Princípios número 100, uma conquista da corrente marxista e progressista do nosso país! Homenageamos a todos os que contribuíram para este feito, destacando o legado de seu fundador, João Amazonas.

Com este número 100, aumenta a responsabilidade de Princípios de oferecer à sua comunidade de leitores uma revista cada vez mais à altura dos desafios teóricos e políticos de nosso tempo.
Nossos agradecimentos a todos os que contribuíram com esta jornada e que nos incentivam a seguir adiante.

Com a crise capitalista, para onde vamos?

O mundo segue sob os efeitos destrutivos da maior crise capitalista desde a depressão de 1929. Já se sabe que a economia mundial sofrerá uma contração em 2009, resta ver, em que dimensão. Nova crise, velha receita. Os prejuízos são empurrados sobre os povos e os trabalhadores. Mês a mês, centenas de milhares de postos trabalho são eliminados. As estimativas variam de 18 milhões a 50 milhões de novos desempregados só neste ano. Os países em desenvolvimento recebem os impactos tanto da recessão quanto do protecionismo dos países ricos.

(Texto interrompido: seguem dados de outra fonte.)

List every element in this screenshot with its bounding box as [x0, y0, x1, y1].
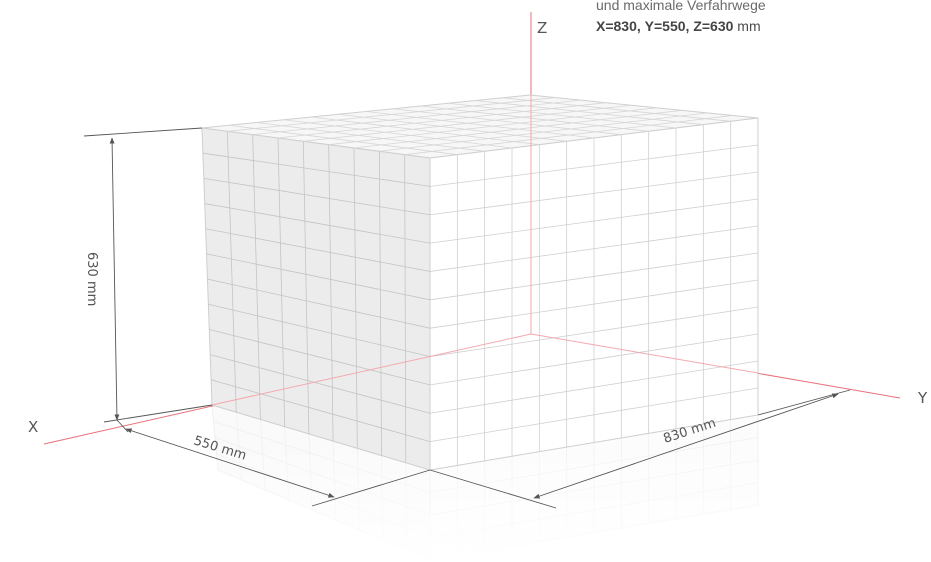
workspace-box [201, 94, 759, 471]
reflection-fade [180, 455, 800, 562]
depth-dimension-line [125, 428, 335, 498]
front-grid-row [429, 198, 759, 244]
top-grid-row [393, 108, 622, 136]
x-axis-label: X [28, 418, 38, 436]
top-grid-row [256, 122, 485, 152]
top-grid-row [283, 119, 513, 149]
side-grid-col [277, 137, 286, 427]
side-grid-col [302, 141, 310, 434]
front-grid-row [429, 360, 759, 414]
depth-extension-right [311, 469, 431, 507]
width-dimension-line [533, 393, 839, 499]
side-grid-row [208, 303, 431, 357]
top-grid-row [447, 102, 677, 129]
top-grid-row [338, 113, 567, 142]
side-grid-col [252, 134, 261, 420]
front-grid-row [429, 144, 759, 187]
height-extension-bottom [103, 404, 213, 423]
side-grid-row [207, 278, 431, 329]
caption-values: X=830, Y=550, Z=630 mm [596, 16, 766, 37]
x-axis-inner [211, 333, 532, 406]
caption-value-x: X=830, [596, 18, 641, 34]
y-axis-inner [530, 333, 759, 374]
top-grid-row [365, 111, 595, 139]
top-grid-row [475, 100, 704, 126]
front-grid-row [429, 252, 759, 301]
side-grid-row [202, 152, 431, 187]
caption: und maximale Verfahrwege X=830, Y=550, Z… [596, 0, 766, 37]
front-grid-row [429, 171, 759, 216]
side-grid-col [353, 147, 358, 449]
height-dimension [83, 127, 213, 423]
height-dimension-line [109, 137, 120, 421]
side-grid-row [210, 379, 431, 443]
width-dimension [429, 389, 851, 509]
side-grid-col [226, 131, 237, 413]
top-grid-row [502, 97, 731, 122]
side-grid-col [378, 151, 382, 456]
side-grid-col [404, 154, 407, 463]
caption-value-y: Y=550, [644, 18, 690, 34]
width-extension-right [757, 389, 851, 416]
top-grid-row [420, 105, 649, 132]
top-grid-row [229, 124, 458, 156]
width-extension-left [429, 469, 557, 509]
z-axis-label: Z [537, 19, 547, 37]
depth-dimension [116, 419, 431, 507]
side-grid-row [205, 228, 431, 272]
caption-unit: mm [737, 18, 761, 34]
side-grid-row [210, 354, 431, 414]
side-grid-col [328, 144, 334, 442]
front-grid-row [429, 225, 759, 272]
front-grid-row [429, 279, 759, 329]
front-grid-row [429, 333, 759, 386]
depth-extension-left [116, 419, 129, 433]
caption-heading: und maximale Verfahrwege [596, 0, 766, 13]
side-grid-row [209, 329, 431, 386]
front-grid-row [429, 306, 759, 357]
side-grid-row [204, 203, 431, 244]
caption-value-z: Z=630 [693, 18, 734, 34]
side-grid-row [203, 177, 431, 216]
side-grid-row [206, 253, 431, 301]
height-extension-top [83, 127, 203, 137]
top-grid-row [311, 116, 540, 146]
height-dimension-label: 630 mm [84, 252, 99, 306]
y-axis-label: Y [917, 389, 928, 407]
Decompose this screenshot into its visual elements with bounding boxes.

Uma lista – da qual fazem parte Índia, Rússia e, principalmente, a China – absorve com menos danos os efeitos da crise. A China, por exemplo, com investimento público em infraestrutura e estímulo ao mercado interno, atua para que haja um crescimento de 8% em meio à tormenta. Com isto, se credencia a insurgir-se com mais relevo na arena internacional.

O governo Lula, com base nas suas conquistas e num conjunto de medidas positivas anticrise que adotou, busca minorar os prejuízos sobre a economia e manter o crescimento. Todavia, o Brasil se ressente da orientação ortodoxa e monetarista que regeu e rege o Banco Central. Enquanto isso, a oposição neoliberal roga pragas e torce pelo pior. É preciso do governo mais audácia para garantir a defesa da economia nacional e os direitos dos trabalhadores. Questão-chave à sucessão presidencial.

Que mundo resultará desta crise? Mesmo em declínio, os EUA com seus oligopólios não irão abdicar pacificamente de suas ambições e posições. Por isso há riscos e ameaças. Na Europa, embora cresça a luta dos trabalhadores, a direita e mesmo a vertente herdeira do fascismo se fortalecem. A crise incide sobre uma transição mundial em que uma das tendências é a construção de uma ordem multipolar, distinta da atual, marcada pela regência unipolar do imperialismo estadunidense. Ela acelera as transformações pelos quais o mundo passa e cabe ao campo democrático e progressista atuar localmente e mundialmente para que a resultante seja favorável aos povos.

Os estragos da crise desmascaram os dogmas neoliberais. E o capitalismo revela com mais agudeza os seus limites históricos, ao golpear as conquistas civilizatórias que a luta dos povos conquistou. É claro que o capitalismo não está com a vela na mão e nem sairá da cena da história por morte natural. Ele precisa ser confrontado mundialmente e vencido no âmbito de cada país pelo movimento revolucionário. Objetivo que demanda acumulação de forças e movimentos táticos apropriados a cada país. Mas o fato é que diante de tal crise, o socialismo emerge como uma alternativa rejuvenescida e viável e o marxismo é novamente valorizado.